How They Spend Their Money
Cuban is most transparent in not caring about some things and thus being relatively cheap in spending on those things, while caring a lot about other things and spending on them, ludicrously. Nobody needs a Gulfstream V; not for speed, security or convenience. But if you could closely examine the other three, you’d uncover the same fact.
To Arnold, fine cigars and enjoying them is of earth-shaking importance. You can be certain he reads Cigar Aficionado magazine. As Governor, he even challenged the anti-smoking rules at the state capitol. He also cares passionately about ownership of iconic American companies and quality real estate, like shopping malls. I am certain we could find other things he has no interest in at all, and may very well be buying ordinary goods at ordinary prices in those categories.

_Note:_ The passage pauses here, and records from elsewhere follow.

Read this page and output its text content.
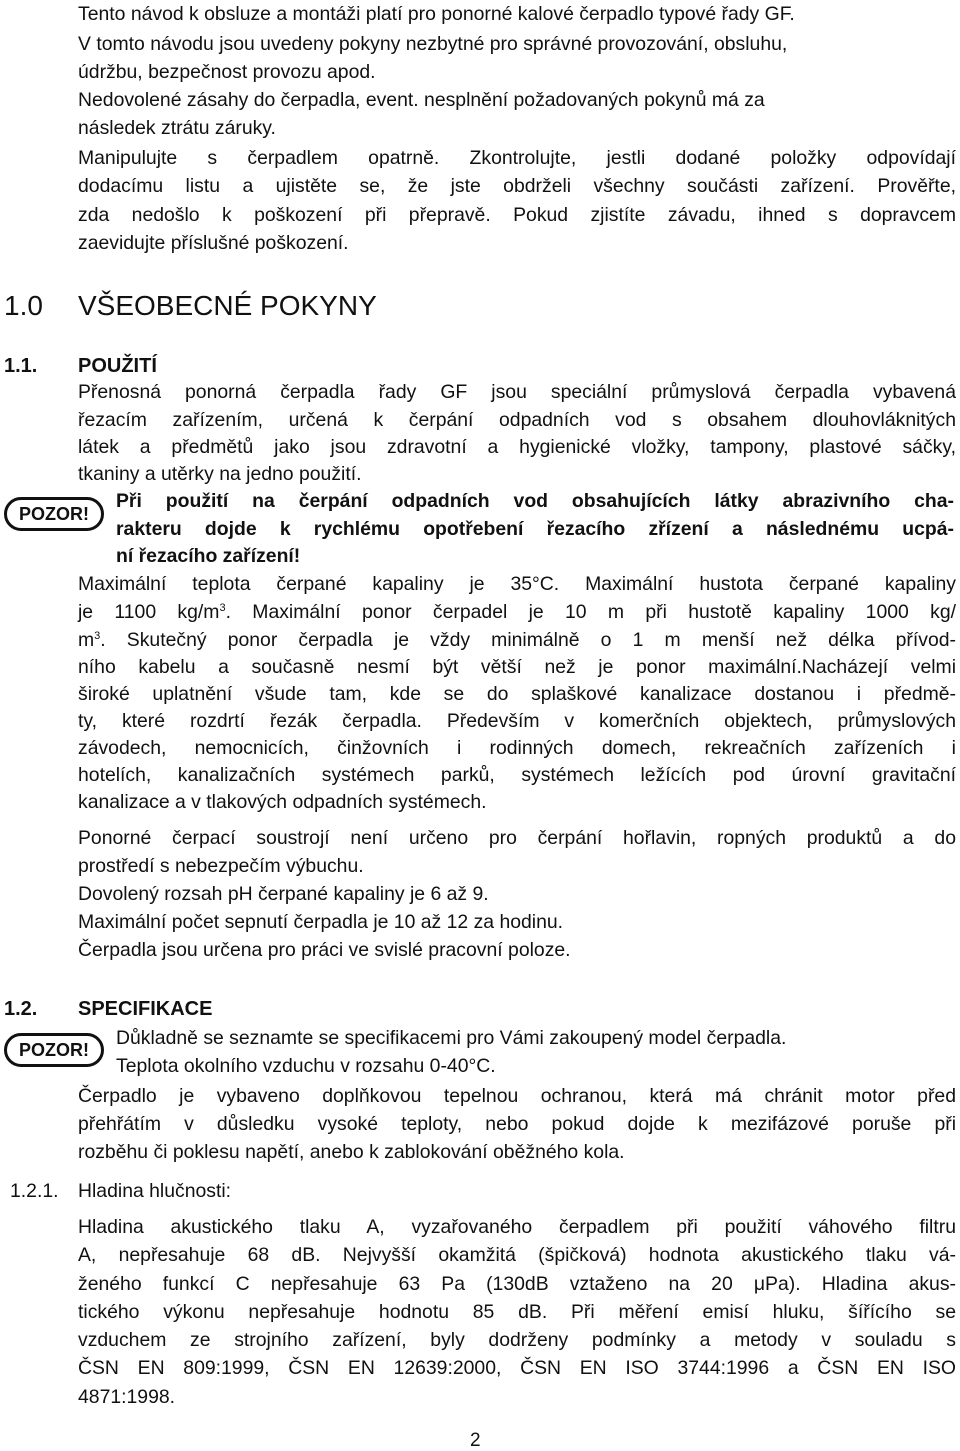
Tento návod k obsluze a montáži platí pro ponorné kalové čerpadlo typové řady GF.
V tomto návodu jsou uvedeny pokyny nezbytné pro správné provozování, obsluhu,
údržbu, bezpečnost provozu apod.
Nedovolené zásahy do čerpadla, event. nesplnění požadovaných pokynů má za
následek ztrátu záruky.
Manipulujte s čerpadlem opatrně. Zkontrolujte, jestli dodané položky odpovídají
dodacímu listu a ujistěte se, že jste obdrželi všechny součásti zařízení. Prověřte,
zda nedošlo k poškození při přepravě. Pokud zjistíte závadu, ihned s dopravcem
zaevidujte příslušné poškození.
1.0 VŠEOBECNÉ POKYNY
1.1. POUŽITÍ
Přenosná ponorná čerpadla řady GF jsou speciální průmyslová čerpadla vybavená
řezacím zařízením, určená k čerpání odpadních vod s obsahem dlouhovláknitých
látek a předmětů jako jsou zdravotní a hygienické vložky, tampony, plastové sáčky,
tkaniny a utěrky na jedno použití.
POZOR!
Při použití na čerpání odpadních vod obsahujících látky abrazivního cha-
rakteru dojde k rychlému opotřebení řezacího zřízení a následnému ucpá-
ní řezacího zařízení!
Maximální teplota čerpané kapaliny je 35°C. Maximální hustota čerpané kapaliny
je 1100 $kg/m^3$. Maximální ponor čerpadel je 10 m při hustotě kapaliny 1000 kg/
$m^3$. Skutečný ponor čerpadla je vždy minimálně o 1 m menší než délka přívod-
ního kabelu a současně nesmí být větší než je ponor maximální.Nacházejí velmi
široké uplatnění všude tam, kde se do splaškové kanalizace dostanou i předmě-
ty, které rozdrtí řezák čerpadla. Především v komerčních objektech, průmyslových
závodech, nemocnicích, činžovních i rodinných domech, rekreačních zařízeních i
hotelích, kanalizačních systémech parků, systémech ležících pod úrovní gravitační
kanalizace a v tlakových odpadních systémech.
Ponorné čerpací soustrojí není určeno pro čerpání hořlavin, ropných produktů a do
prostředí s nebezpečím výbuchu.
Dovolený rozsah pH čerpané kapaliny je 6 až 9.
Maximální počet sepnutí čerpadla je 10 až 12 za hodinu.
Čerpadla jsou určena pro práci ve svislé pracovní poloze.
1.2. SPECIFIKACE
POZOR!
Důkladně se seznamte se specifikacemi pro Vámi zakoupený model čerpadla.
Teplota okolního vzduchu v rozsahu 0-40°C.
Čerpadlo je vybaveno doplňkovou tepelnou ochranou, která má chránit motor před
přehřátím v důsledku vysoké teploty, nebo pokud dojde k mezifázové poruše při
rozběhu či poklesu napětí, anebo k zablokování oběžného kola.
1.2.1. Hladina hlučnosti:
Hladina akustického tlaku A, vyzařovaného čerpadlem při použití váhového filtru
A, nepřesahuje 68 dB. Nejvyšší okamžitá (špičková) hodnota akustického tlaku vá-
ženého funkcí C nepřesahuje 63 Pa (130dB vztaženo na 20 μPa). Hladina akus-
tického výkonu nepřesahuje hodnotu 85 dB. Při měření emisí hluku, šířícího se
vzduchem ze strojního zařízení, byly dodrženy podmínky a metody v souladu s
ČSN EN 809:1999, ČSN EN 12639:2000, ČSN EN ISO 3744:1996 a ČSN EN ISO
4871:1998.
2
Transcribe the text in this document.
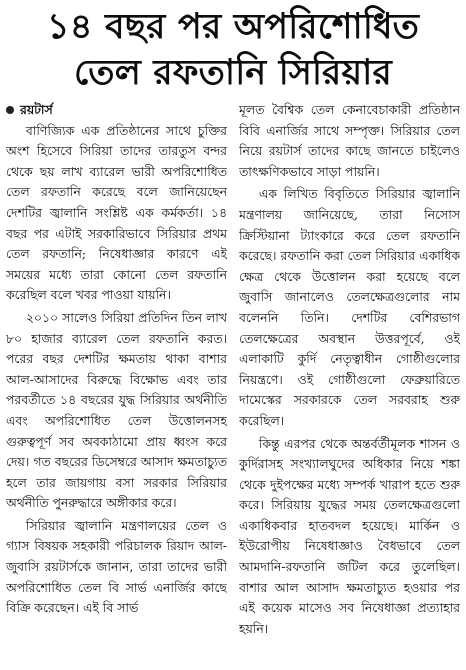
১৪ বছর পর অপরিশোধিত
তেল রফতানি সিরিয়ার
রয়টার্স

বাণিজ্যিক এক প্রতিষ্ঠানের সাথে চুক্তির অংশ হিসেবে সিরিয়া তাদের তারতুস বন্দর থেকে ছয় লাখ ব্যারেল ভারী অপরিশোধিত তেল রফতানি করেছে বলে জানিয়েছেন দেশটির জ্বালানি সংশ্লিষ্ট এক কর্মকর্তা। ১৪ বছর পর এটাই সরকারিভাবে সিরিয়ার প্রথম তেল রফতানি; নিষেধাজ্ঞার কারণে এই সময়ের মধ্যে তারা কোনো তেল রফতানি করেছিল বলে খবর পাওয়া যায়নি।

২০১০ সালেও সিরিয়া প্রতিদিন তিন লাখ ৮০ হাজার ব্যারেল তেল রফতানি করত। পরের বছর দেশটির ক্ষমতায় থাকা বাশার আল-আসাদের বিরুদ্ধে বিক্ষোভ এবং তার পরবর্তীতে ১৪ বছরের যুদ্ধ সিরিয়ার অর্থনীতি এবং অপরিশোধিত তেল উত্তোলনসহ গুরুত্বপূর্ণ সব অবকাঠামো প্রায় ধ্বংস করে দেয়। গত বছরের ডিসেম্বরে আসাদ ক্ষমতাচ্যুত হলে তার জায়গায় বসা সরকার সিরিয়ার অর্থনীতি পুনরুদ্ধারে অঙ্গীকার করে।

সিরিয়ার জ্বালানি মন্ত্রণালয়ের তেল ও গ্যাস বিষয়ক সহকারী পরিচালক রিয়াদ আল-জুবাসি রয়টার্সকে জানান, তারা তাদের ভারী অপরিশোধিত তেল বি সার্ভ এনার্জির কাছে বিক্রি করেছেন। এই বি সার্ভ

মূলত বৈশ্বিক তেল কেনাবেচাকারী প্রতিষ্ঠান বিবি এনার্জির সাথে সম্পৃক্ত। সিরিয়ার তেল নিয়ে রয়টার্স তাদের কাছে জানতে চাইলেও তাৎক্ষণিকভাবে সাড়া পায়নি।

এক লিখিত বিবৃতিতে সিরিয়ার জ্বালানি মন্ত্রণালয় জানিয়েছে, তারা নিসোস ক্রিস্টিয়ানা ট্যাংকারে করে তেল রফতানি করেছে। রফতানি করা তেল সিরিয়ার একাধিক ক্ষেত্র থেকে উত্তোলন করা হয়েছে বলে জুবাসি জানালেও তেলক্ষেত্রগুলোর নাম বলেননি তিনি। দেশটির বেশিরভাগ তেলক্ষেত্রের অবস্থান উত্তরপূর্বে, ওই এলাকাটি কুর্দি নেতৃত্বাধীন গোষ্ঠীগুলোর নিয়ন্ত্রণে। ওই গোষ্ঠীগুলো ফেব্রুয়ারিতে দামেস্কের সরকারকে তেল সরবরাহ শুরু করেছিল।

কিন্তু এরপর থেকে অন্তর্বর্তীমূলক শাসন ও কুর্দিরাসহ সংখ্যালঘুদের অধিকার নিয়ে শঙ্কা থেকে দুইপক্ষের মধ্যে সম্পর্ক খারাপ হতে শুরু করে। সিরিয়ায় যুদ্ধের সময় তেলক্ষেত্রগুলো একাধিকবার হাতবদল হয়েছে। মার্কিন ও ইউরোপীয় নিষেধাজ্ঞাও বৈধভাবে তেল আমদানি-রফতানি জটিল করে তুলেছিল। বাশার আল আসাদ ক্ষমতাচ্যুত হওয়ার পর এই কয়েক মাসেও সব নিষেধাজ্ঞা প্রত্যাহার হয়নি।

Appearances, status, peers’ opinions seem to matter to them all, although maybe less to Arnold than the others. Cuban bought an NBA basketball team, McMahon took a stab at a new pro football league and his wife poured money into a U.S. Senate campaign, Jay-Z wants to be known as something much bigger than a rap mogul; he has a vodka brand, an apparel company, and minority ownership in a pro basketball team.
People buy things that reinforce or raise their prestige. The self-made rich tend to (try to) buy respect and respectability. They are also intensely, perhaps obsessively competitive. Visibly, notably winning, leading, having the biggest, the best, is important to them.
They all indulge themselves, expensively, and openly. There is none of the (artificial) humility of a Warren Buffett here. Schwarzenegger recently re-told his story of buying the tank on the Kimmel show – and clearly relished the telling of it. Cuban is happy to have you know his $41-million Gulfstream is the largest online purchase in history. Jay-Z didn’t just buy a fantastically expensive watch – he had a custom Audemars Piguet made.
And what do you think they think about their indulgent and lavish and mostly showy spending?
They are obviously uninhibited. I would imagine, if challenged about it, they would say – contrary to Obama’s ideas – that they created it, they built it, they earned it and earn it, and they’re fully entitled to keep it and spend it any damn way they please. They share hardscrabble starts, and they appreciate and respond well to ‘hustle’ and hustlers. They have all been underestimated underdogs.
This gives you valuable insight, as a marketer or sales professional, engaging such people, whether worth a mere million or ten million or hundreds of millions of dollars.
The rich, famously said, “are different than you and me.” In some important ways, yes they are – so we sell to them differently. On the other hand, people of modest or very modest means still indulge themselves, beyond their means; the poor go out to dinner and squeeze it onto a nearly maxed out credit card. People with very low incomes and horrible credit still buy brand new cars instead of very carefully shopping for pre-owned cars – watch the TV ads aimed right at them. People with very limited income still compete with and worry over the opinions of their own peers, and seek status or respect from what they buy, own and display.
Never think that the amount of money a person has somehow alters his basic, human motivations and impulses.
One thing about the rich we can all agree on: they do have more money to spend with you. You are here for the simplest of reasons and the right reason: it isn’t any harder; certainly not proportionately harder, to sell to rich customers than to ordinary or poor ones, and it’s worth the heightened difficulty in getting the opportunity.
Let’s not shirk from the challenge. Find ways to elevate your game, and attract and sell to richer customers, at higher, more profitable prices or fees.